Pod kierownictwem Ramóna, Narco Juniors popełnili niewyobrażalne zbrodnie i byli znani ze swoich taktyk tortur i okaleczania. W ciągu 17 lat mojej pracy w tej pracy nigdy nie widziałem bardziej brutalnej grupy, powiedział oficer DEA Don ThornhillOpiekun. Zabijali ludzi, którzy nie współpracowali. Zabijali ludzi, którzy nie płacili opłaty ani myta. Zabijali ludzi, którzy niekoniecznie byli wobec nich nielojalni. Zabili ich, żeby dać przykład.

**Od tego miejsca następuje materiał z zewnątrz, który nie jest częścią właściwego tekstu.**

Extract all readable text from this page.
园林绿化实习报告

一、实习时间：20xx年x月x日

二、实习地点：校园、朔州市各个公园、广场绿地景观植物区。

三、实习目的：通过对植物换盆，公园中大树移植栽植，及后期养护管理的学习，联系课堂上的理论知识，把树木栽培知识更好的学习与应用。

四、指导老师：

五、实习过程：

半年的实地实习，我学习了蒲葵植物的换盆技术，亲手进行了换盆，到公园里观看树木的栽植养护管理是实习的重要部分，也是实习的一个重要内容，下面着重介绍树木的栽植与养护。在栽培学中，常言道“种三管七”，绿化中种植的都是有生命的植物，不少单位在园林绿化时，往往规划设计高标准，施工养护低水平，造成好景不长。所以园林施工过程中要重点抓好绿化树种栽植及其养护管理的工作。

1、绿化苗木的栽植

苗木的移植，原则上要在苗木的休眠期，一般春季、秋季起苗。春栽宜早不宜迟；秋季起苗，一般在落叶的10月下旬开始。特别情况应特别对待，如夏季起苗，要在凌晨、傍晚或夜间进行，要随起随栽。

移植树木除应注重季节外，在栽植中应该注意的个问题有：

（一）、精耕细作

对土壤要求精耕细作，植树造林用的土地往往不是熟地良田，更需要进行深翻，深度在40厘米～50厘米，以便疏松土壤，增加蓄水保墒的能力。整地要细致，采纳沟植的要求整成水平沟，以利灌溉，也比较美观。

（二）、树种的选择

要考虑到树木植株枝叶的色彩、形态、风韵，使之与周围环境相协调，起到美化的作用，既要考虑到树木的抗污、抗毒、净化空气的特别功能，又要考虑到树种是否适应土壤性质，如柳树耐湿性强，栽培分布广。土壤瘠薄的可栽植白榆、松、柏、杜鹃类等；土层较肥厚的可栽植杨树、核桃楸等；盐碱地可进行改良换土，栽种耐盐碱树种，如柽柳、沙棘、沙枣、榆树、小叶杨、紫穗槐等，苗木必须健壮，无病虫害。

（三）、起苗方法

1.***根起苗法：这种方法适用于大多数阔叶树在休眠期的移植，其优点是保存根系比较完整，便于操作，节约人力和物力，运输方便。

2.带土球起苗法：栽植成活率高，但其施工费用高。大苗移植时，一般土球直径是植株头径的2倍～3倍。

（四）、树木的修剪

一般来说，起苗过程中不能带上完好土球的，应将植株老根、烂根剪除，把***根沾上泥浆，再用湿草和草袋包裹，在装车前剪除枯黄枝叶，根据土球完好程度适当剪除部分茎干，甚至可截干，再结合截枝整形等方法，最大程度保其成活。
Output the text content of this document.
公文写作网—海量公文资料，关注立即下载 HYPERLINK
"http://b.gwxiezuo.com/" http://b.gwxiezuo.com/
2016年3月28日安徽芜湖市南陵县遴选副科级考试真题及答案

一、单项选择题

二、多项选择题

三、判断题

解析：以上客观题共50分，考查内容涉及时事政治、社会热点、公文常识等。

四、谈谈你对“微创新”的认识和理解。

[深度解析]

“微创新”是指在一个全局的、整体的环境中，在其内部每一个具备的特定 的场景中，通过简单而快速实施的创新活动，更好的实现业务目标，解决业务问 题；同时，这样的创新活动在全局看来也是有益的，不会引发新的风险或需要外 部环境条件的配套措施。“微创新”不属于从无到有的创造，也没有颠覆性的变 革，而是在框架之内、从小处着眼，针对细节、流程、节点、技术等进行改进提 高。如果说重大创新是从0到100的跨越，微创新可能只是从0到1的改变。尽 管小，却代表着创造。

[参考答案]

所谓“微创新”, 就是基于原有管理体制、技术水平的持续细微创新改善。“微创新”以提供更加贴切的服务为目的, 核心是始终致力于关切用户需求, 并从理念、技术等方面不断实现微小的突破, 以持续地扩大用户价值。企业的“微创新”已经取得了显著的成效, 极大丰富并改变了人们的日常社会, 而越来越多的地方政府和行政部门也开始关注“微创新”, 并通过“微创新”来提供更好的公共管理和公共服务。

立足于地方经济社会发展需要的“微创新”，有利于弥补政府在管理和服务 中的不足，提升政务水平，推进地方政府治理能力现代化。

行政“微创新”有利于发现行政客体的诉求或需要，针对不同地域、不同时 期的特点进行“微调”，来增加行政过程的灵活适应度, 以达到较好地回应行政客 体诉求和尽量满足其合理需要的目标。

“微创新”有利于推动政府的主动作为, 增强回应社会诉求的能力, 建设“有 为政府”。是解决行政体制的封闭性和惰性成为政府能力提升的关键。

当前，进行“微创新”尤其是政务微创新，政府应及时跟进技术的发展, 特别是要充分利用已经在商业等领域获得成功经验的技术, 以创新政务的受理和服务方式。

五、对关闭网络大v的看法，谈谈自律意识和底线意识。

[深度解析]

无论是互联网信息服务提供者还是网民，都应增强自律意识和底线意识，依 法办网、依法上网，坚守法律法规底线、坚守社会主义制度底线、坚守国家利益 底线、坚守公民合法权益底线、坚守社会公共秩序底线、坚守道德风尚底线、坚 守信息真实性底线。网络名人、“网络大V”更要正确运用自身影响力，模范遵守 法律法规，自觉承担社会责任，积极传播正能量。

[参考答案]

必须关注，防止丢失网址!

olejek eteryczny do wybielania zębów
Ramón zmarł 10 lutego 2002 roku. On i samochód pełen Narco Juniorów byli w drodze, by zabić przywódcę rywalizującego gangu, kiedy wjechał pod prąd jednokierunkową ulicą w policyjny radiowóz. Kiedy gliniarze zauważyli ich broń, doszło do strzelaniny, w której Ramón i kilku młodszych zginęło.
Chociaż siła kartelu Tijuana osłabła po śmierci Ramona i aresztowaniu Benjamina w 2002 roku, ich taktyka rekrutowania młodych mężczyzn miała druzgocący i trwały wpływ na Wojna Meksyku z narkotykami . W 2009 r. Reuters poinformował, że coraz więcej nastolatków z klasy średniej i wyższej jest rekrutowanych do życia kartelowego, często zwabionych przez partie i obiecujących twardą reputację. Jest nas wielu i dostajemy 300 dolarów za każde zabójstwo, powiedział Reuterowi jeden z Narco Junior. To były łatwe pieniądze.
Prawnik kryminalny Guillermo Lopez powiedział agencji Reuters, że kartele zaczęły wykorzystywać dzieci, ponieważ nawet jeśli popełnią morderstwo, maksymalny czas, jaki mogą odsiedzieć, to pięć lat w sądach meksykańskich. Te dzieciaki to tania siła robocza, której nie można uwięzić, powiedział. Coraz więcej z nich jest używanych przez gangi narkotykowe.